HIV/AIDS antiretroviral therapy (ART) can alter oxidative stress and metabolic processes. SIRT1 levels may serve as a biomarker for aging or pre-metabolic dysfunction resulting from therapy (Ref H).
For psychiatric and neurodegenerative disorders, drugs that influence epigenetic remodeling or mitochondrial function have the potential to influence SIRT1 expression.

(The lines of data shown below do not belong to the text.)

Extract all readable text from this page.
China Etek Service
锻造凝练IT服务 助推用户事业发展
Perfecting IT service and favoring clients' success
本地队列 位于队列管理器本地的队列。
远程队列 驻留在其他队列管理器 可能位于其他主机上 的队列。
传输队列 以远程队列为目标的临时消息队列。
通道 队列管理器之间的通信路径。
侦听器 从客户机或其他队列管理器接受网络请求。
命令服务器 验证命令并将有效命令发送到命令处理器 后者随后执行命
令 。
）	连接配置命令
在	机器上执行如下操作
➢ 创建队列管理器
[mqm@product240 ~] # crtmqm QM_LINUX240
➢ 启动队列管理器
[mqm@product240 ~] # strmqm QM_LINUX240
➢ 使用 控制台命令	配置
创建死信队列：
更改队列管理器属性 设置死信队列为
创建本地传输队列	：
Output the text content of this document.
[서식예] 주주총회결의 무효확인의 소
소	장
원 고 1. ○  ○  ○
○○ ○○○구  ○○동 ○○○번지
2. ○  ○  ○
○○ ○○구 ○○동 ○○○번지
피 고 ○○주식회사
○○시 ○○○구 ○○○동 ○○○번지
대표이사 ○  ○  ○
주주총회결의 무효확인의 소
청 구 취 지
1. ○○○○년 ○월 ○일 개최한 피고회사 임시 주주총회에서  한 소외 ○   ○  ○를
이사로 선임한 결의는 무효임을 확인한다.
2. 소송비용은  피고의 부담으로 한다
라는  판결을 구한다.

Monitoring will aid in determining the efficacy of treatment or risk for adverse effects (Refs F, G).
Who Should Monitor SIRT1?
Monitoring may be especially suitable for:
The endocrinologists treat insulin resistance, metabolic syndrome, and diabetes.
The infectious disease specialists monitor the systemic impact of ART or viral infection.
The geriatricians assess the biomarkers of aging and frailty.
The psychiatrists and neurologists treat neuropsychiatric and neurodegenerative diseases.
The clinical pharmacologists and the genomic medicine specialists tailor the pharmacogenomic therapy.
Caveats
SIRT1 assays either by gene expression or plasma concentrations are not yet standard in clinical practice.
There is no reference range standardization, though research is improving fast.
The interpretation must be age- and nutrition-dependent, comorbidity-adjusted, and concurrent medication-sensitive.
Conclusion
SIRT1 gene expression tracking and plasma levels are potentially a clinical biomarker for drug sensitivity, metabolic health, and aging-related outcomes. With advancements in precision medicine and epigenetic therapy, clinicians across different specialties should begin to include SIRT1 tracking in clinical research studies and consider how it will be applied in the treatment of patients in the future—primarily the treatment of multifactorial chronic diseases and polypharmacy.